Ama sahadaki fırtına dinmedi. Young Boys karşısında yediği gol sonrası kırmızı kartla oyundan atıldı. Galatasaray, Şampiyonlar Ligi’nin yeni formatını göremeden Devler Ligi’ne veda etti.
İçeride işler toparlandı ama Dinamo Kiev maçında 3-1 öne geçtikten sonra gelen beraberlik, tribünlerin büyük bölümünün sabrını taşırdı. Muslera kendi evinde ilk kez ıslıklandı. O an, Galatasaray adına da bir kırılma anıydı.
Kimi protesto etti, kimi alkışladı ama soyunma odasına yine dimdik girdi.
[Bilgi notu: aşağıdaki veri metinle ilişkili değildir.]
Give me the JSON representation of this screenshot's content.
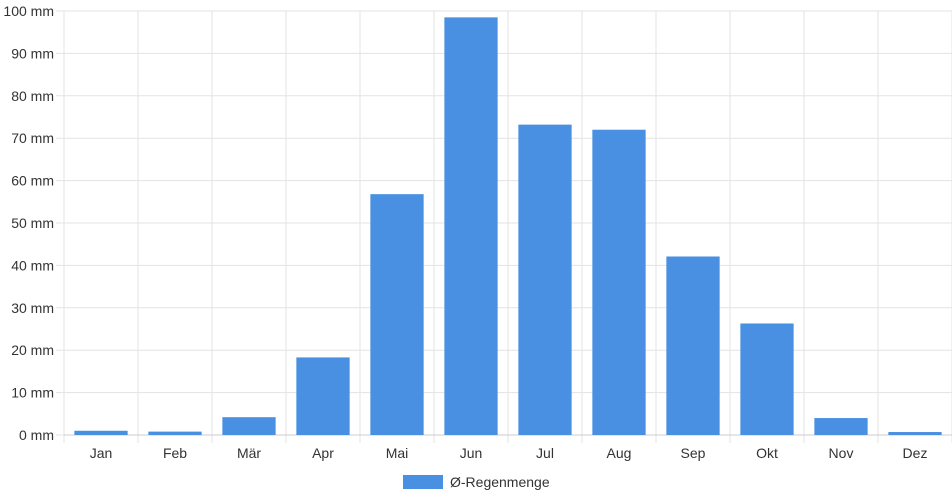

Okan Buruk ve yöneticiler sahip çıktı. Bir hafta sonra kalesini gole kapattı, cevapları sahada verdi.
Kaptan bazen saha içinde, bazen saha dışında takımın dümenine geçti. Yine Kasımpaşa beraberliği sonrası Antalya kampını o önerdi. Galibiyet primlerinin yatmadığı dönemde elini taşın altına koydu, futbolcuları teskin etti. Sezon sonuna doğru gelindiğinde ise sahada yine alıştığımız Muslera vardı. Ligin son düzlüğünde bir kez daha “şampiyon kaleci” modunu açtı.
Samsunspor, Bodrum FK maçlarında kalesini gole kapadı; 25. şampiyonlukla Galatasaray tarihine altın harflerle adını yazdırdı.
Gençlere yardım eden de oydu. Günay oynarken kulübede alkışlayan da. Florya’dan Kemerburgaz’a geçerken hafızayı taşıyan, sadece kale değil, ruh koruyan da…
Fernando Muslera, bir kaleciden fazlasıydı. Galatasaray’ın zamana karşı açtığı parantezdi.
Muslera sadece Galatasaray tarihinin değil, Türk futbolunun da en unutulmaz karakterlerinden biri oldu.
Bazı kaleciler kurtarış yapar, bazıları ise tarih yazar. Muslera ikincisindendi.